It Will Never Work in Theory

A Review of "Code Simplicity"

Posted May 3, 2012 by Greg Wilson

| Reviews |

Max Kanat-Alexander: Code Simplicity: The Science of Software Development (Kindle edition). O'Reilly, 2012, B007NZU848.

The goal of this ambitious new book from O'Reilly, stated in its preface, is to "[lay] out scientific laws for software development, in a simple form that anybody can read." What it actually does, however, is demonstrate that its author doesn't really know what science is, or what science has already told us about his chosen subject.

Let's start with the first point. Kanat-Alexander's definition of a science is the traditional one: it is composed of facts that have been collected and organized, and contains general truths or basic laws that have been validated experimentally. Where he comes up short is in applying the last part of that definition. There are plenty of sweeping claims, many of which I actually agree with, but where's the data? Where are the experiments (or at least studies) showing how that data backs up his claims, and that those claims aren't actually refuted by any data? The only hard evidence on offer in the whole book is a table in chapter 5 showing how five files changed over time. The files aren't identified; neither are the projects they came from, and we're not told the timescale of the changes (was it days or years?).

The second failing of this book is that it completely ignores what we actually do know about programs and programmers. 20% of the way through the book [1], as he's trying to explain how we got into our present mess, he writes:

Then along came The Mythical Man Month, a book by Fred Brooks, who actually looked at the process of software development in a real project and pointed our some facts about it... He didn't come up with a whole science, but he did make some good observations... After that came a flurry of software development methods: the Rational Unified Process, the Capability Maturity Model, Agile Software Development, and many others. And that, basically, brings us up to where we are today: lots of methods, but no real science.

Well, no. Where we actually are today is in the middle of an explosion in real scientific understanding of how programmers work, how software evolves, how likely it is to contain bugs, and dozens of related topics. If this year matches 2011, something like 200 new peer-reviewed studies will be published, some by academics, and some by researchers at IBM, Microsoft Research, and other industrial labs. That's a lot for a working programmer to read, which is why we put together Making Software (ironically, also published by O'Reilly) to summarize what we actually know and why we believe it's true.

So what are Kanat-Alexander's "laws", and how substantial are they?

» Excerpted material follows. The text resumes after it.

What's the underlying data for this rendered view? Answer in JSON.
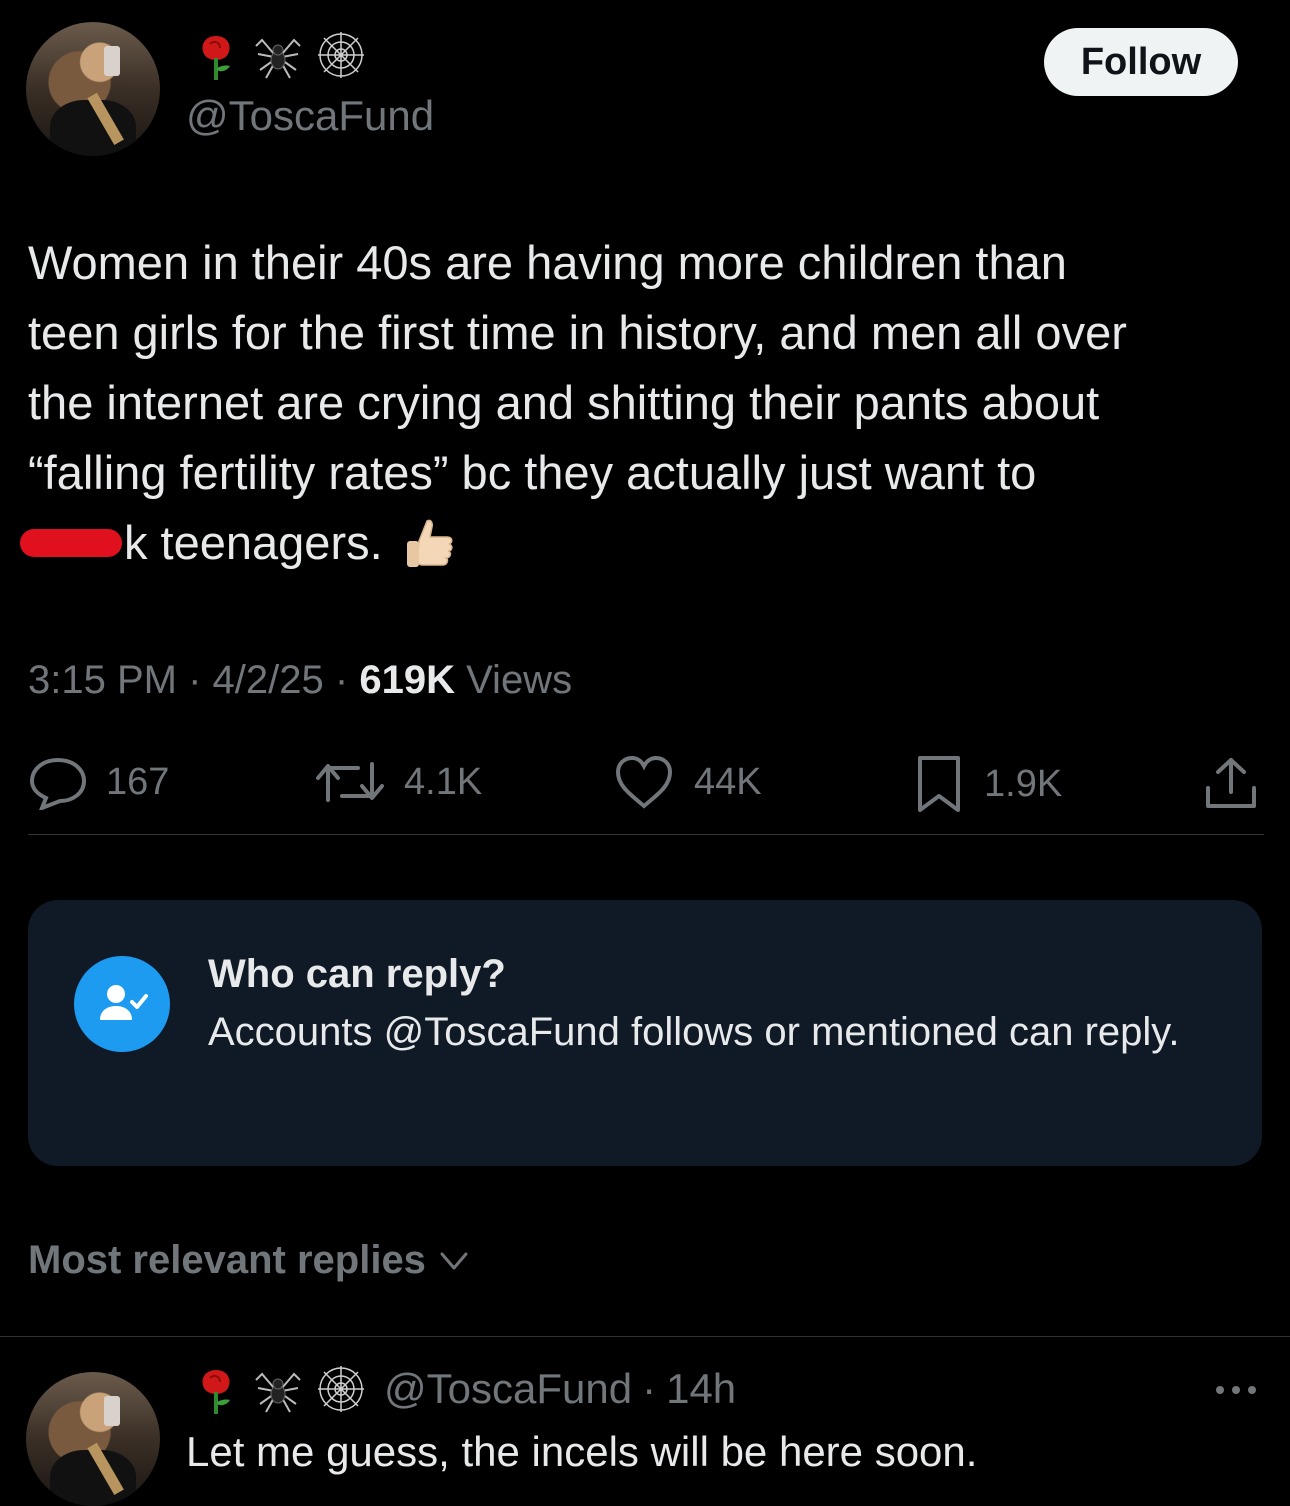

1. The purpose of software is to help people.
If I said, "The purpose of cars is to move people around," would you consider that a "law"?
2. The desirability of a change is directly proportional to the value now plus the future value, and inversely proportional to the effort of implementation plus the effort of maintenance.
Replace the word "desirability" with "value", and this is simply the definition of net present value.
3. The longer your program exists, the more likely it is that any piece of it will have to change.
Really? How does that claim stand up against the data that Elaine Weyuker and Tom Ostrand analyzed at AT&T, or the work Nachi Nagappan, Tom Ball, and their colleagues have done at Microsoft Research?
4. The chance of introducing a defect into your program is proportional to the size of the changes you make to it.
The people listed above, plus others like Dewayne Perry, have found that small changes are proportionally more likely to introduce faults than large ones. If they're wrong, can Kanat-Alexander show where they made their mistake?
5. The ease of maintenance of any piece of software is proportional to the simplicity of its individual pieces.
If Kanat-Alexander knows how to measure the simplicity of a piece of software, he deserves the Turing Award: as El Emam shows and colleagues showed in 2001 (see Herraiz and Hassan's chapter in Making Software for a summary), we still don't have a complexity measure that performs any better than counting lines of code. If he doesn't know how to measure simplicity, how can he say that anything else is proportional to it? And either way, I strongly suspect that maintenance costs are influenced more by the complexity of the couplings between the components, rather than by their individual simplicity.
6. The degree to which you know how your software behaves is the degree to which you have accurately tested it.
I think this is saying that the degree to which we can predict how a program will behave is correlated with the amount of testing we've done. That's a plausible claim (assuming we agree on ways to measure "predictability" and "amount of testing"), but where's the data?

The author of this book is clearly intelligent and passionate about his craft. He has undoubtedly written and shipped more good software in the last ten years than I ever will. If he doesn't know what we've discovered about software engineering in the last forty years, that's a clear sign that we're not doing our jobs properly. It isn't enough to be right: if we want our work to matter, we must communicate it to others, and this book shows that we have clearly failed to do that.

[1] How do you specify a location in an e-book that doesn't have page numbers?